O TDAH costuma ser identificado com mais frequência durante a infância. Porém, adultos com TDAH têm vários prejuízos que também exigem apoio e compreensão. Tais como:

  • Instabilidade profissional / Maior índice de desemprego

  • Falta de foco e atenção

  • Alterações frequentes de humor

  • Dificuldade de seguir rotinas

  • Tendência maior ao tédio / Busca recorrente por coisas novas e estimulantes

  • Intolerância a situações monótonas e repetitivas

  • Maior índice de desistência em Universidades

  • Relacionamentos instáveis / Maiores conflitos conjugais

  • Procrastinação de tarefas que não trazem prazer imediato

  • Frequentes esquecimentos, perdas e descuidos de coisas ou datas importantes

  • Dificuldades para expressar ideias e atingir o ponto central

  • Aumento na incidência de acidentes de trânsito

  • Efeitos negativos na autoestima

Sobre o Tratamento

A medicação é um tratamento efetivo para o TDAH. A combinação entre tratamento farmacológico e psicoterápico poderá promover melhores resultados em virtude de a terapia poder treinar novas habilidades e estratégias comportamentais, além de trabalhar as demandas emocionais que acompanham o transtorno e outras dificuldades relacionais que podem estar associadas.

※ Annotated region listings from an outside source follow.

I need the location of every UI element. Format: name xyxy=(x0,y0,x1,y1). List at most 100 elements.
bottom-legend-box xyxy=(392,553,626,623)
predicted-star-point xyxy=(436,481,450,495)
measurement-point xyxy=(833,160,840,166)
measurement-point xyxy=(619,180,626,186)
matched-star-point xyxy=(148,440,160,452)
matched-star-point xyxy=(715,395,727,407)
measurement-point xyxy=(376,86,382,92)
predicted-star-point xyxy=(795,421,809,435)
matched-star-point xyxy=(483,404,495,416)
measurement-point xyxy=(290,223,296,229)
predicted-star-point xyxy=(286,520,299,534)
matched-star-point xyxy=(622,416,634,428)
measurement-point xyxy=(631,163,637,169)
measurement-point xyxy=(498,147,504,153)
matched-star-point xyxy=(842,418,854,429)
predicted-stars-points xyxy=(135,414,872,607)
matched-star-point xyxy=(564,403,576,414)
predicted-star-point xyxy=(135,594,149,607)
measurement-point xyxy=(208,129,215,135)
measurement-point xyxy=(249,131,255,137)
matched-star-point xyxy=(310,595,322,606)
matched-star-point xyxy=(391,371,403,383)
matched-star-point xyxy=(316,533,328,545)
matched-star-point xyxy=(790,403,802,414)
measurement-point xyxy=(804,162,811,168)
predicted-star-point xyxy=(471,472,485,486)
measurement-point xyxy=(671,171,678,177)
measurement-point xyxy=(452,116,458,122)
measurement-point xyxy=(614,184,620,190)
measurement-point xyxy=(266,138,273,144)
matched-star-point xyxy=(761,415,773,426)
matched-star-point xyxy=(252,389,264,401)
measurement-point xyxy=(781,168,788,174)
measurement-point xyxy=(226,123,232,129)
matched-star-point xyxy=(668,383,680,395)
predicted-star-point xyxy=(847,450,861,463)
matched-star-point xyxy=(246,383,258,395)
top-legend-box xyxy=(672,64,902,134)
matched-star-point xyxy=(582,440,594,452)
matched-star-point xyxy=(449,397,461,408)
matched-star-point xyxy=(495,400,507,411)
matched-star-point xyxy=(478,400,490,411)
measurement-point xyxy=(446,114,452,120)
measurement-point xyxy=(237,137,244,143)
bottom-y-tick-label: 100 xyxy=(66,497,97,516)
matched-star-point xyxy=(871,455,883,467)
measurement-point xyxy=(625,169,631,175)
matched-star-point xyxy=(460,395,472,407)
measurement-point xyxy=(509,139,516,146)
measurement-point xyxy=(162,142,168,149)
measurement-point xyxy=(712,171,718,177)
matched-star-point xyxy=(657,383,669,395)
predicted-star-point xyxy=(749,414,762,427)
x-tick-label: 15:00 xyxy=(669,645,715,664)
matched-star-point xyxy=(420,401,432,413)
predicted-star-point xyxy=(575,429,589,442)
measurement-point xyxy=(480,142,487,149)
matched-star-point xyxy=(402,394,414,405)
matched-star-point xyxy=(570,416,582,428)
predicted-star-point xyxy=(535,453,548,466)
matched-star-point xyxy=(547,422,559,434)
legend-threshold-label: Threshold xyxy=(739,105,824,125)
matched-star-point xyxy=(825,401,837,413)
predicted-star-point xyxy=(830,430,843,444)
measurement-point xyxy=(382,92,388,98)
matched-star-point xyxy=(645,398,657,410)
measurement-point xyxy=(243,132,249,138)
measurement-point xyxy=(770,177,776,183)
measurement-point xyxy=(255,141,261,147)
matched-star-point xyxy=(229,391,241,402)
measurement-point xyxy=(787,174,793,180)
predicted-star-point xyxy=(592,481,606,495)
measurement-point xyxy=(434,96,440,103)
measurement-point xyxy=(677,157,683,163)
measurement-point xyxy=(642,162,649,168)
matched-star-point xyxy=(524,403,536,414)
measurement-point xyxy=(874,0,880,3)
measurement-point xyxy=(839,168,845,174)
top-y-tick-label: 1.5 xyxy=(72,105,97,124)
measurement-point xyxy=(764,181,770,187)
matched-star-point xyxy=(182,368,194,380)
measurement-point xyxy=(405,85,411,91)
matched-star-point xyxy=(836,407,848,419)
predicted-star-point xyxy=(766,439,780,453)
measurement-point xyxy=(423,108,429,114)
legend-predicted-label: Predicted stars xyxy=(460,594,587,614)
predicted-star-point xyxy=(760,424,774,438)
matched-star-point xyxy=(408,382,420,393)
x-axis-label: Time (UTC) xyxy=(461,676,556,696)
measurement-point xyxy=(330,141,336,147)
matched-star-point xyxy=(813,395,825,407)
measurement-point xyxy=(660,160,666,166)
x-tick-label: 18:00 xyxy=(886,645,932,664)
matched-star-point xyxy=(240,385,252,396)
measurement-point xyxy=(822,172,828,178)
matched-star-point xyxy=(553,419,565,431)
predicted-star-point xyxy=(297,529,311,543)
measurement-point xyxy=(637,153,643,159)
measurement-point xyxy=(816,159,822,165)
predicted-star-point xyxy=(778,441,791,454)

Conhecer o máximo possível sobre o TDAH e como isso aparece e afeta sua vida é a estratégia não-medicamentosa mais importante para os adultos com essa condição. Muitos portadores têm sua autoestima prejudicada em função de rótulos e acusações feitas pelas outras pessoas (preguiça, falta de inteligência, malandragem, comodismo etc). Conhecer as origens de suas dificuldades é fundamental!

Reconhecer que as causas não são questões morais, não significa que não há nada que a pessoa possa fazer para melhorar sua condição. A partir do momento em que o indivíduo identifica suas dificuldades e conhece as causas, é primordial que se tornar participante ativo em seu tratamento. O conhecimento e o envolvimento têm grande impacto sobre a sua condição final.

Para que o tratamento tenha os melhores resultados possíveis, torna-se necessário um envolvimento ativo e  implementação prática das estratégias trabalhadas na terapia. Também é importante reconhecer e aceitar possíveis obstáculos e retrocessos inevitáveis. É preciso tomar corretamente os medicamentos e tentar persistir nas implementações de mudanças.

Referências

APA (2014). DSM-V: Manual Diagnóstico e Estatístico de Transtornos Mentais. Porto Alegre: Artmed.

Barkley, R. (org.) (2008). Transtorno de déficit de atenção/hiperatividade: manual para diagnóstico e tratamento. Porto Alegre: Artmed.

Kapezinski IF, Quevedo J, Izquierdo I. (2011). Bases biológicas de transtornos psiquiátricos: uma abordagem transtornos psiquiátricos: uma abordagem translacional. Porto Alegre: Editora Artmed.